Todavia, a visão metafísica que professe decifrar toda a realidade e a vida e envolva a vindicação da verdade universal deve aduzir alguma justificação epistemológica caso tenha de evitar ser rejeitada como fideísmo ou fé pura que derroga a razão. A discussão de Agostinho sobre a verdade apoiada pela fé é precedida pela investigação intelectual da verdade; a inquirição racional expõe a necessidade de aceitar certas crenças ou princípios básicos mediante a fé.
Além disso, ele reconhece a necessidade de demonstrar que seus compromissos não são ilógicos. Para Agostinho, a fé é o modo de conhecer da mente. Trata-se de pensar em vista de uma autoridade revelatória divina mais alta reforçada pelo assentimento da vontade.

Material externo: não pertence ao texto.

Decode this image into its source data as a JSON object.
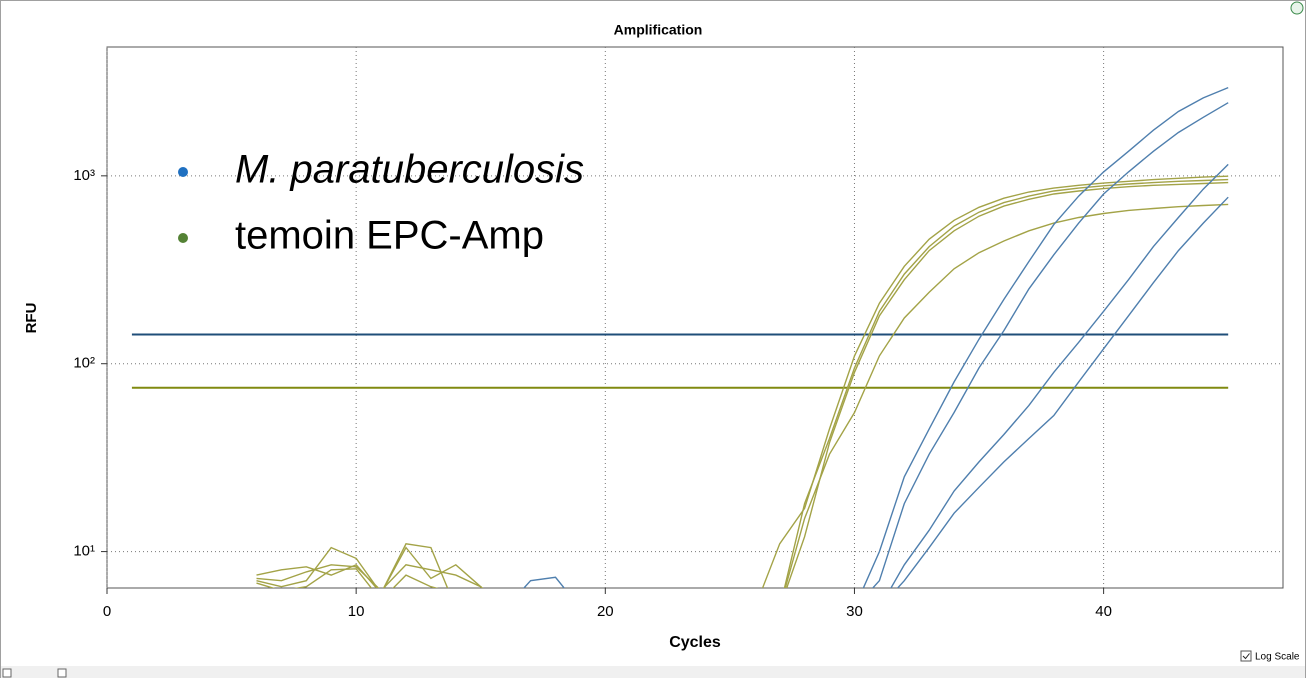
{
  "chart_data": {
    "type": "line",
    "title": "Amplification",
    "xlabel": "Cycles",
    "ylabel": "RFU",
    "yscale": "log",
    "grid": true,
    "log_scale_label": "Log Scale",
    "xlim": [
      0,
      47.2
    ],
    "ylim": [
      6.4,
      4850
    ],
    "xticks": [
      0,
      10,
      20,
      30,
      40
    ],
    "yticks": [
      {
        "value": 10,
        "label": "10¹"
      },
      {
        "value": 100,
        "label": "10²"
      },
      {
        "value": 1000,
        "label": "10³"
      }
    ],
    "legend": [
      {
        "label": "M. paratuberculosis",
        "color": "#1f70c1"
      },
      {
        "label": "temoin EPC-Amp",
        "color": "#548235"
      }
    ],
    "thresholds": [
      {
        "value": 143,
        "color": "#1f4e79"
      },
      {
        "value": 74.5,
        "color": "#808a10"
      }
    ],
    "x": [
      1,
      2,
      3,
      4,
      5,
      6,
      7,
      8,
      9,
      10,
      11,
      12,
      13,
      14,
      15,
      16,
      17,
      18,
      19,
      20,
      21,
      22,
      23,
      24,
      25,
      26,
      27,
      28,
      29,
      30,
      31,
      32,
      33,
      34,
      35,
      36,
      37,
      38,
      39,
      40,
      41,
      42,
      43,
      44,
      45
    ],
    "series": [
      {
        "color": "#a3a347",
        "values": [
          null,
          null,
          null,
          null,
          null,
          7.5,
          8,
          8.3,
          7.5,
          8.5,
          6,
          11,
          10.5,
          5,
          5,
          5,
          5,
          5,
          5,
          5,
          5,
          5,
          5,
          5,
          5,
          5,
          11,
          17,
          45,
          110,
          210,
          330,
          460,
          580,
          680,
          760,
          820,
          860,
          890,
          915,
          935,
          955,
          970,
          985,
          995
        ]
      },
      {
        "color": "#a3a347",
        "values": [
          null,
          null,
          null,
          null,
          null,
          7.2,
          7,
          7.8,
          8.5,
          8.3,
          6.2,
          8.5,
          8,
          7.5,
          6.5,
          5,
          5,
          5,
          5,
          5,
          5,
          5,
          5,
          5,
          5,
          5,
          5,
          18,
          40,
          95,
          190,
          300,
          420,
          540,
          640,
          720,
          780,
          830,
          860,
          885,
          905,
          920,
          935,
          945,
          955
        ]
      },
      {
        "color": "#a3a347",
        "values": [
          null,
          null,
          null,
          null,
          null,
          7,
          6.5,
          7,
          10.5,
          9.2,
          6,
          10.5,
          7.2,
          8.5,
          6.5,
          5,
          5,
          5,
          5,
          5,
          5,
          5,
          5,
          5,
          5,
          5,
          5,
          12,
          38,
          90,
          180,
          280,
          400,
          510,
          610,
          690,
          750,
          800,
          830,
          855,
          875,
          890,
          900,
          910,
          920
        ]
      },
      {
        "color": "#a3a347",
        "values": [
          null,
          null,
          null,
          null,
          null,
          6.8,
          6.2,
          6.5,
          8,
          8.1,
          5.5,
          7.5,
          6.5,
          6,
          5,
          5,
          5,
          5,
          5,
          5,
          5,
          5,
          5,
          5,
          5,
          5,
          5,
          15,
          33,
          55,
          110,
          175,
          240,
          320,
          390,
          450,
          510,
          560,
          600,
          630,
          655,
          670,
          685,
          695,
          705
        ]
      },
      {
        "color": "#4f7fae",
        "values": [
          null,
          null,
          null,
          null,
          null,
          null,
          null,
          null,
          null,
          null,
          null,
          null,
          null,
          null,
          null,
          5,
          7,
          7.3,
          5,
          5,
          5,
          5,
          5,
          5,
          5,
          5,
          5,
          5,
          5,
          5,
          10,
          25,
          45,
          80,
          135,
          220,
          350,
          550,
          780,
          1050,
          1350,
          1750,
          2200,
          2600,
          2950
        ]
      },
      {
        "color": "#4f7fae",
        "values": [
          null,
          null,
          null,
          null,
          null,
          null,
          null,
          null,
          null,
          null,
          null,
          null,
          null,
          null,
          null,
          null,
          null,
          null,
          null,
          null,
          null,
          null,
          null,
          null,
          null,
          null,
          null,
          null,
          null,
          5,
          7,
          18,
          33,
          55,
          95,
          150,
          250,
          380,
          560,
          800,
          1050,
          1350,
          1700,
          2050,
          2450
        ]
      },
      {
        "color": "#4f7fae",
        "values": [
          null,
          null,
          null,
          null,
          null,
          null,
          null,
          null,
          null,
          null,
          null,
          null,
          null,
          null,
          null,
          null,
          null,
          null,
          null,
          null,
          null,
          null,
          null,
          null,
          null,
          null,
          null,
          null,
          null,
          null,
          5,
          8.5,
          13,
          21,
          30,
          42,
          60,
          90,
          130,
          190,
          280,
          420,
          600,
          850,
          1150
        ]
      },
      {
        "color": "#4f7fae",
        "values": [
          null,
          null,
          null,
          null,
          null,
          null,
          null,
          null,
          null,
          null,
          null,
          null,
          null,
          null,
          null,
          null,
          null,
          null,
          null,
          null,
          null,
          null,
          null,
          null,
          null,
          null,
          null,
          null,
          null,
          null,
          5,
          7,
          10.5,
          16,
          22,
          30,
          40,
          53,
          80,
          120,
          180,
          270,
          400,
          560,
          770
        ]
      }
    ]
  }
}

A fé é a certeza de que, à luz da autoridade mais elevada, sonda e analisa o que é crido e estipula seu conteúdo. Só com atenção cuidadosa para com o papel dos pressupostos o desastre de suspender a verdade cristã em considerações empíricas será evitado. Todo esforço de falar em sentido dogmático a respeito de Deus apenas com base na percepção sensorial ou na experiência humana é vulnerável e malfadado.
Schleiermacher defendia a realidade de Deus baseado no senso do homem de absoluta dependência, mas os críticos com rapidez mostraram que a experiência humana não é um comentário sobre a teologia, mas sim sobre a antropologia.
O método empírico lida com a realidade fenomenal, não com a numenal; ele não pode adjudicar a existência e a natureza do sobrenatural.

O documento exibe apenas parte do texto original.